There is no township in the county whose people have exhibited more energy and thrift than those of Benton. They had to work to make houses for themselves and families, and while the soil in most parts is rich and fertile, it was a timbered country and it had to be cleared before crops could be raised. Benton township has steadily improved and her population has kept pace with that improvement. In no one thing is she behind her sister townships in all that goes to make an intelligent and prosperous people.
Benton township was first settled in 1833. In the spring of that year Benjamin Sampson for the first time trod the soil and proved to be the first white settler who made his home within its limits. He settled on the western side of the township a little over a mile from the Gentry county line, then Clinton county, on the southwest quarter of section seventeen, township sixty-one, of range twenty-nine. He built himself a log cabin and cleared a place for a patch of corn. His neighbors were some miles distant and he played a lone hand against the forest which surrounded him. But Sampson did not bely his name, and he overcome the trees of the forest as his namesake did the Philistines, but he used an ax. He came from good old Tennessee, and his father before him from Virginia, the mother of States and of statesmen.
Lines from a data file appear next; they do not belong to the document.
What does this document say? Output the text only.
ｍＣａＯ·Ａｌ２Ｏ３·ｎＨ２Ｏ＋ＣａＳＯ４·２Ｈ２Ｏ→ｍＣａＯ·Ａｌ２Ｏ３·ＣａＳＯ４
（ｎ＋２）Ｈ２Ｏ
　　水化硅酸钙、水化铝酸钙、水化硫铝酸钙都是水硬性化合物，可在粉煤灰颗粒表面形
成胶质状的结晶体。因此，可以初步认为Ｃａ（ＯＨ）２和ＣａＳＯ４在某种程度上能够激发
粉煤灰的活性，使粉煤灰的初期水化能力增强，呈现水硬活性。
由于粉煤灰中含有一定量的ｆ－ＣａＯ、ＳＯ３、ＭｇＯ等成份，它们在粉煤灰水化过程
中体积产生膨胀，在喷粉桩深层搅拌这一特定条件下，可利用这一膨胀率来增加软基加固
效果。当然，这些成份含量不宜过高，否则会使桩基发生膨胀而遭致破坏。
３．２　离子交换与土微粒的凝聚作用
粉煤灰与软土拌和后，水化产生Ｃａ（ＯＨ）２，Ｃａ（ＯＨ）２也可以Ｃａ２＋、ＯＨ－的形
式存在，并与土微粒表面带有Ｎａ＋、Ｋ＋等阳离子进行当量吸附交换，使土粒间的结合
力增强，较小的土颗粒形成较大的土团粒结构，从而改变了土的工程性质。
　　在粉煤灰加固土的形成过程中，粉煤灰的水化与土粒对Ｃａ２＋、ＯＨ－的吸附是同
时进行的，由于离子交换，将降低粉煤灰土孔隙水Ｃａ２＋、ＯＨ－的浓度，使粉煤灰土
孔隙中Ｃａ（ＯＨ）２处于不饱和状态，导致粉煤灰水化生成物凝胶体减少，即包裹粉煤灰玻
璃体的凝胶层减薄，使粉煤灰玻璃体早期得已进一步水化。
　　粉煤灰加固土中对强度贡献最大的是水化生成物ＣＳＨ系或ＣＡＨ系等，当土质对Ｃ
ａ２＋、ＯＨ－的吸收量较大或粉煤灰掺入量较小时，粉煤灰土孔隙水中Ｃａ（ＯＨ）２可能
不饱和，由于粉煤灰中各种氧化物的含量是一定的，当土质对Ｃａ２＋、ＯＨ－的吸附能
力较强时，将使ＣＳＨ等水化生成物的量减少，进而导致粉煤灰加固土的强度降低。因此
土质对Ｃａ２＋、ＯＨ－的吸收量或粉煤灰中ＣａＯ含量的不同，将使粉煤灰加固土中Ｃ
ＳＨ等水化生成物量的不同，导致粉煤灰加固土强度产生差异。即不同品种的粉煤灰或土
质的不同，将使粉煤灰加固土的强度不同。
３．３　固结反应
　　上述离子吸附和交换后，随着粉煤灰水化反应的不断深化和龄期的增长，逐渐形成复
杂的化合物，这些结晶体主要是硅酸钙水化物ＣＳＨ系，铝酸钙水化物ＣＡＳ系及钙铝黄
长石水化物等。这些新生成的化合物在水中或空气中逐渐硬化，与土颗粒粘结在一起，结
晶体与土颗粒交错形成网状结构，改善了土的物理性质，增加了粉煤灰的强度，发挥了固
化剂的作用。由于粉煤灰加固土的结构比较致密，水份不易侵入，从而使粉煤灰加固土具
On the 22d day of November, 1833, Mr. Sampson found a neighbor, and one, as the future proved, worthy to be called such, and a representative of the true pioneer. On the above date H. W. Enyart settled on section eight, on the southeast quarter, something over a mile from Mr. Sampson’s residence. A tent was occupied until the palace of logs was’ erected. The cabin was built upon a plat of rising ground, forty-eight years ago, and today, on that same spot, Mrs. Mary Ann Enyart, the true and noble pioneer wife, still lives, in the seventy-third year of her age. The cabin was built on section nine, and the occupants came from Kentucky.
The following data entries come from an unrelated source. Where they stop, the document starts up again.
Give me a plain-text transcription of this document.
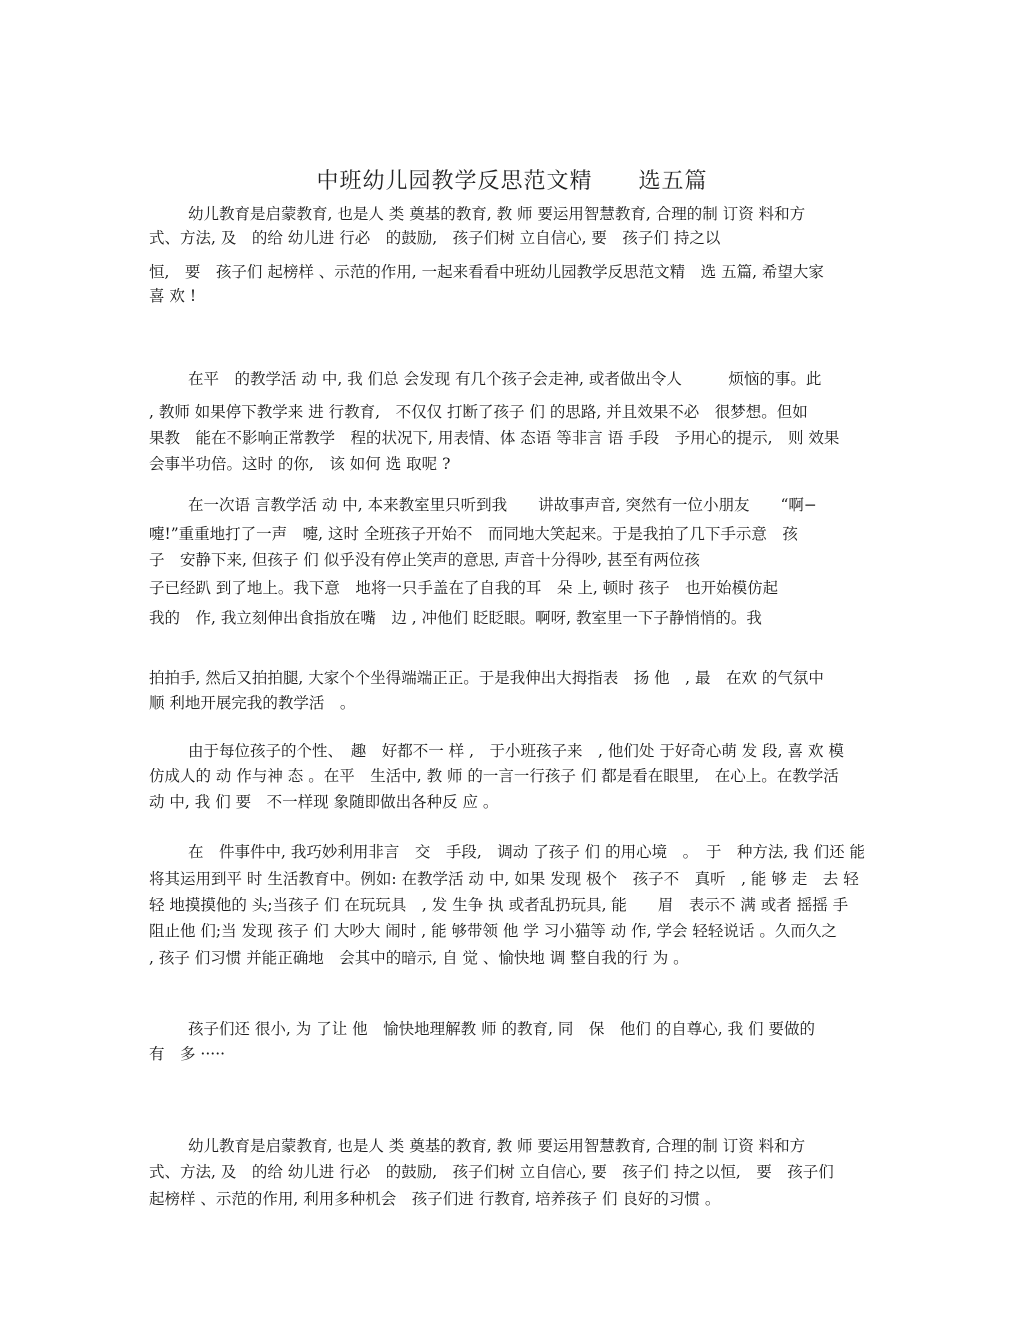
中班幼儿园教学反思范文精　　选五篇
幼儿教育是启蒙教育, 也是人 类 奠基的教育, 教 师 要运用智慧教育, 合理的制 订资 料和方
式、方法, 及　的给 幼儿进 行必　的鼓励,　孩子们树 立自信心, 要　孩子们 持之以
恒,　要　孩子们 起榜样 、示范的作用, 一起来看看中班幼儿园教学反思范文精　选 五篇, 希望大家
喜 欢 !
在平　的教学活 动 中, 我 们总 会发现 有几个孩子会走神, 或者做出令人　　　烦恼的事。此
, 教师 如果停下教学来 进 行教育,　不仅仅 打断了孩子 们 的思路, 并且效果不必　很梦想。但如
果教　能在不影响正常教学　程的状况下, 用表情、体 态语 等非言 语 手段　予用心的提示,　则 效果
会事半功倍。这时 的你,　该 如何 选 取呢 ?
在一次语 言教学活 动 中, 本来教室里只听到我　　讲故事声音, 突然有一位小朋友　　“啊−
嚏!”重重地打了一声　嚏, 这时 全班孩子开始不　而同地大笑起来。于是我拍了几下手示意　孩
子　安静下来, 但孩子 们 似乎没有停止笑声的意思, 声音十分得吵, 甚至有两位孩
子已经趴 到了地上。我下意　地将一只手盖在了自我的耳　朵 上, 顿时 孩子　也开始模仿起
我的　作, 我立刻伸出食指放在嘴　边 , 冲他们 眨眨眼。啊呀, 教室里一下子静悄悄的。我
拍拍手, 然后又拍拍腿, 大家个个坐得端端正正。于是我伸出大拇指表　扬 他　, 最　在欢 的气氛中
顺 利地开展完我的教学活　。
由于每位孩子的个性、　趣　好都不一 样 ,　于小班孩子来　, 他们处 于好奇心萌 发 段, 喜 欢 模
仿成人的 动 作与神 态 。在平　生活中, 教 师 的一言一行孩子 们 都是看在眼里,　在心上。在教学活
动 中, 我 们 要　不一样现 象随即做出各种反 应 。
在　件事件中, 我巧妙利用非言　交　手段,　调动 了孩子 们 的用心境　。　于　种方法, 我 们还 能
将其运用到平 时 生活教育中。例如: 在教学活 动 中, 如果 发现 极个　孩子不　真听　, 能 够 走　去 轻
轻 地摸摸他的 头;当孩子 们 在玩玩具　, 发 生争 执 或者乱扔玩具, 能　　眉　表示不 满 或者 摇摇 手
阻止他 们;当 发现 孩子 们 大吵大 闹时 , 能 够带领 他 学 习小猫等 动 作, 学会 轻轻说话 。久而久之
, 孩子 们习惯 并能正确地　会其中的暗示, 自 觉 、愉快地 调 整自我的行 为 。
孩子们还 很小, 为 了让 他　愉快地理解教 师 的教育, 同　保　他们 的自尊心, 我 们 要做的
有　多 ·····
幼儿教育是启蒙教育, 也是人 类 奠基的教育, 教 师 要运用智慧教育, 合理的制 订资 料和方
式、方法, 及　的给 幼儿进 行必　的鼓励,　孩子们树 立自信心, 要　孩子们 持之以恒,　要　孩子们
起榜样 、示范的作用, 利用多种机会　孩子们进 行教育, 培养孩子 们 良好的习惯 。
Then followed, the same winter, Benjamin and Jerry Burns and John McCully, and in the spring of 1834, Charles and Isaac Burns, brothers of the above named, arrived. They settled in the same neighborhood on sections eighteen and twenty. All were neighbors who were within five or six miles of each other. John Githens followed closely, and, he too, came in 1834; all these left the “dark and bloody ground,” Kentucky, where they were reared, and bidding their “old Kentucky home, good-bye,” they started west to grow up with the country. A few others came in on the eastern part of the township, and for awhile immigration ceased.